When it comes to Government and Business, ordinarily, from the Business viewpoint, less Government is better.
Tension is inherent in the relationship, but, for each, the other is often the 500-pound gorilla.
Acknowledging that, here’s a list of a dozen things we’d like to see Gov. Markell and the General Assembly consider in 2015. Some of these may be in the works, some may not be at all, some may be underway but not just disclosed or known to the public:
Three are related to Public Finance”¦
- Strategic Focus to State of Delaware Public Funding “going forward”, with a plan for the next decade or two in terms of Balanced Budget, a rational approach to State spending, and particularly on the revenue side to finding funds;
- Markell Motor Fuel Tax to Fund Highway Infrastructure should be passed.
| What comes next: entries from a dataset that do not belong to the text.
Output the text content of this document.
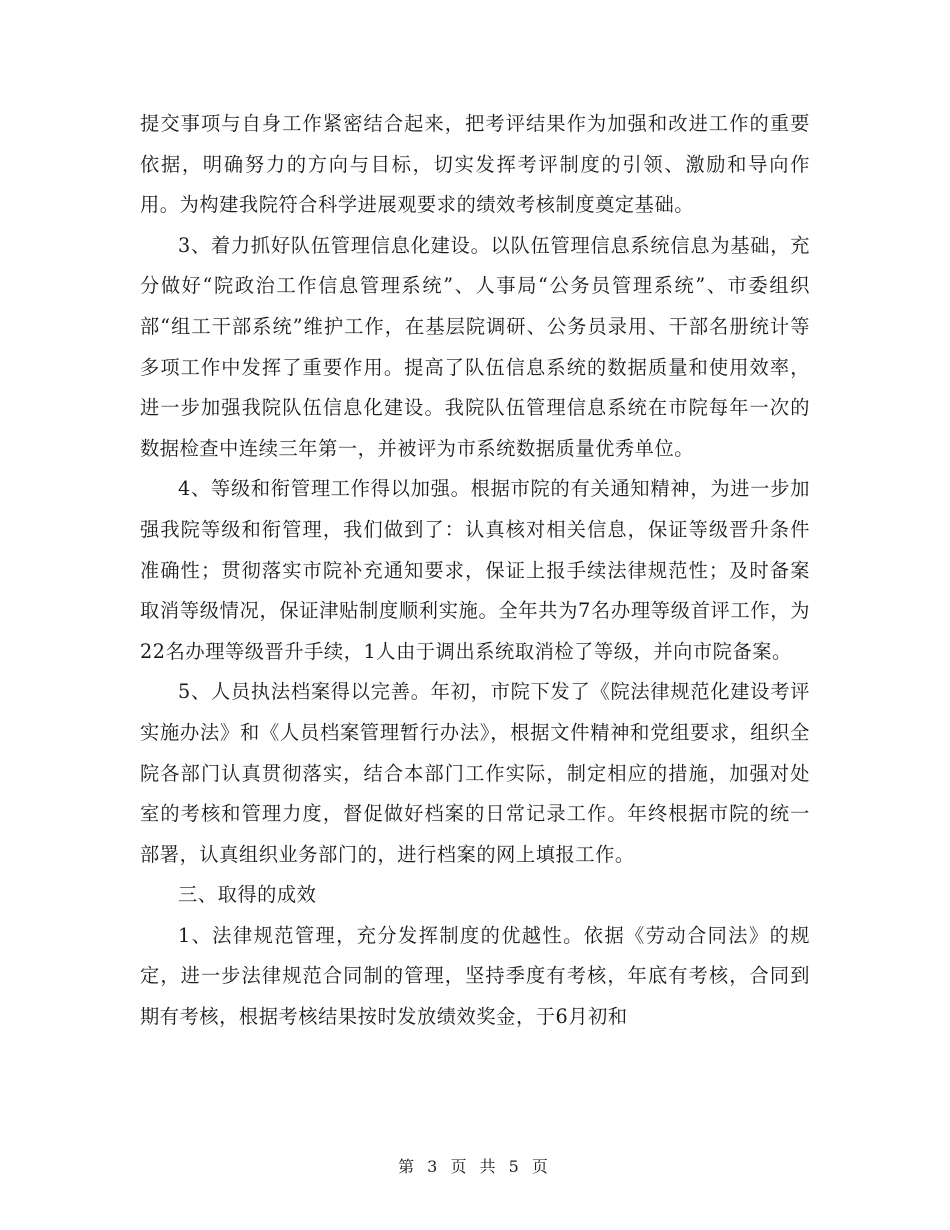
提交事项与自身工作紧密结合起来，把考评结果作为加强和改进工作的重要依据，明确努力的方向与目标，切实发挥考评制度的引领、激励和导向作用。为构建我院符合科学进展观要求的绩效考核制度奠定基础。

3、着力抓好队伍管理信息化建设。以队伍管理信息系统信息为基础，充分做好“院政治工作信息管理系统”、人事局“公务员管理系统”、市委组织部“组工干部系统”维护工作，在基层院调研、公务员录用、干部名册统计等多项工作中发挥了重要作用。提高了队伍信息系统的数据质量和使用效率，进一步加强我院队伍信息化建设。我院队伍管理信息系统在市院每年一次的数据检查中连续三年第一，并被评为市系统数据质量优秀单位。

4、等级和衔管理工作得以加强。根据市院的有关通知精神，为进一步加强我院等级和衔管理，我们做到了：认真核对相关信息，保证等级晋升条件准确性；贯彻落实市院补充通知要求，保证上报手续法律规范性；及时备案取消等级情况，保证津贴制度顺利实施。全年共为7名办理等级首评工作，为22名办理等级晋升手续，1人由于调出系统取消检了等级，并向市院备案。

5、人员执法档案得以完善。年初，市院下发了《院法律规范化建设考评实施办法》和《人员档案管理暂行办法》，根据文件精神和党组要求，组织全院各部门认真贯彻落实，结合本部门工作实际，制定相应的措施，加强对处室的考核和管理力度，督促做好档案的日常记录工作。年终根据市院的统一部署，认真组织业务部门的，进行档案的网上填报工作。

三、取得的成效

1、法律规范管理，充分发挥制度的优越性。依据《劳动合同法》的规定，进一步法律规范合同制的管理，坚持季度有考核，年底有考核，合同到期有考核，根据考核结果按时发放绩效奖金，于6月初和

第 3 页 共 5 页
It’s a user-paid fee, not updated for decades, and it appropriately places the cost burden of such infrastructure on those who use it, and it should be used just for capital transportation needs, not as some kind of “slush fund” as too often it has been; and
- 100% Full Funding of all Public Pensions (which helps taxpayers see the commitments that policy-makers have made in their names), with a longer-term move to replace Public Pensions with the 401(k)-type plans on which most of the Citizen taxpayer customers of the public employees already rely.
Three are related to Economic Development”¦
- Strategic Redefinition for the longer term of the “Delaware Advantage”, the lodestone of Incorporations, Public Law and Chancery Court, Tax Policy and other benefits that have allowed Delaware to be the Lichtenstein of the US in providing value to non-Delaware stakeholders in leveraging Delaware’s sovereignty and services, in a way that exports part of our tax burden;
- Comprehensive Economic Development Plan by the State should be centralized focus to include counties and municipalities, “fixing” conditions that inhibit entrepreneurship and growing Delaware’s attractiveness as a business home; and
- Expansion of the State’s Port of Wilmington, with a revisit to the concept of privatization of its management.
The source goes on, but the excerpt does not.